The meeting was organised by the Stop the War Coalition, an umbrella group comprising trade unions, Labour lefts, radical groups, Islamisists and the Greens, and addressed by Professor Paul Rogers, a liberal academic from the university’s department of Peace Studies.
Rogers outlined the strategic importance of Iraq for America’s drive to consolidate its global hegemony and stressed that US/UK plans for war faced massive opposition. But he claimed that popular pressure could force the US and British governments to back down.
In the discussion that followed, Barbara Slaughter of the Socialist Equality Party stressed that the fight against war had to be based on the political mobilisation of the American, British and international working class.
President George W. Bush in no way represented the American people, Slaughter said. “Bush was not elected president of the United States, he was imposed on the American people by a criminal conspiracy. We are talking about a mafia that is in charge in the US that has no concern about issues of democracy,” she explained.
“American policy is being directed in the interests of a very small cabal of business people at the top of American society,” she continued. “The Democratic Party is going along with this.
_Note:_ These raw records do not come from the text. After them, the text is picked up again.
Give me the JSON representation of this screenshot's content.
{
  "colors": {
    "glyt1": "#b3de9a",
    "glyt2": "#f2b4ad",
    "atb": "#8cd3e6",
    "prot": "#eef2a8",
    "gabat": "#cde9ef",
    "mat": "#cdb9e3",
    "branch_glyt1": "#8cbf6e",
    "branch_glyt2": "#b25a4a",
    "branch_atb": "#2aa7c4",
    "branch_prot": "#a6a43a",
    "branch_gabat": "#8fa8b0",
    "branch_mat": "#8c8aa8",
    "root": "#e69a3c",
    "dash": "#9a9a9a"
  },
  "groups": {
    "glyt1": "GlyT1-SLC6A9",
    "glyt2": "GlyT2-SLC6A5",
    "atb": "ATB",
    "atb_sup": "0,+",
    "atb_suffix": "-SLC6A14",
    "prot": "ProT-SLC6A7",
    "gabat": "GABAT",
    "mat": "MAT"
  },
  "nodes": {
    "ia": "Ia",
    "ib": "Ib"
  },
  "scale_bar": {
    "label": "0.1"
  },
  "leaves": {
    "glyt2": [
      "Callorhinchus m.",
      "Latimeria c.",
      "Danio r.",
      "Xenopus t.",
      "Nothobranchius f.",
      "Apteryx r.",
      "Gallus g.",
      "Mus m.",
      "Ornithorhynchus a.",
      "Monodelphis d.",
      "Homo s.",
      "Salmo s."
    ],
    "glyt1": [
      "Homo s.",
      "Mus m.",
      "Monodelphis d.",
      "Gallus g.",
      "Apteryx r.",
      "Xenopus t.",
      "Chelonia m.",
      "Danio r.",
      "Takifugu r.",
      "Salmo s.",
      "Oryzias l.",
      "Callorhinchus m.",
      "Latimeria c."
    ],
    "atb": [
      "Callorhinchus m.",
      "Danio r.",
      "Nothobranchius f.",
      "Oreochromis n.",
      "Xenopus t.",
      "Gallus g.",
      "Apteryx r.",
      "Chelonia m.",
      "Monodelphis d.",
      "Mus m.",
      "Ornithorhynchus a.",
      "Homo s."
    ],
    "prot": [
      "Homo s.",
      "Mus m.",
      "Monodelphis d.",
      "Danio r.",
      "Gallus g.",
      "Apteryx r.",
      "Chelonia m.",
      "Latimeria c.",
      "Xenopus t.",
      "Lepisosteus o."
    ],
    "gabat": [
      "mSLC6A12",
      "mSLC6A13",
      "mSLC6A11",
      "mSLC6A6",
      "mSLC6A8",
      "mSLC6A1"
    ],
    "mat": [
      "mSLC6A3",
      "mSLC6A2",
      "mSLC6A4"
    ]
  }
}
Bush could not have got the vote for his war policy through Congress without the support of the Democrats.”
Similarly, workers and youth could not look to any section of the Labour Party to oppose Blair’s militarism. “It is also absolutely essential to look at the record of the Labour Party,” Slaughter said. “Contrary to what Professor Rogers has said, there has been no opposition to the war from inside the Labour Party apart from one or two lone voices. Like the Democrats in the US, the Labour Party is supporting the war, either directly or under cover of calling for a United Nations resolution.”
The drive to war is bound up with an offensive against all the gains and conditions of the working class at home, Slaughter explained, outlining Labour’s attacks on health provision, employment, education, housing. “In every area, social services are being decimated and students are suffering as a result of the government’s imposition of tuition fees.”
“We are living in a new period,” she went on, characterised by global economic instability and growing tensions between the major powers, particularly between America and Europe. “These developments are leading inexorably towards a third world war, which will—unless prevented by the international working class—result in the slaughter of millions of people.”
“Even if the war against Iraq is postponed for a period of time, it will only be a temporary respite. Sooner rather than later a new pretext for war will be found, because we are living in a new period of imperialist conquest, when inter-imperialist conflict leads directly towards war.”
Slaughter concluded, “In Britain and all over the world we have to see the huge groundswell of opposition to the attack on Iraq as a beginning of a movement against the capitalist system. It is only through the building of an international socialist movement that we can stop the drive to war.”
Slaughter’s remarks were listened to very attentively, and sparked several discussions after the meeting when hundreds of copies of the WSWS statement “The political issues in the struggle against war” were distributed.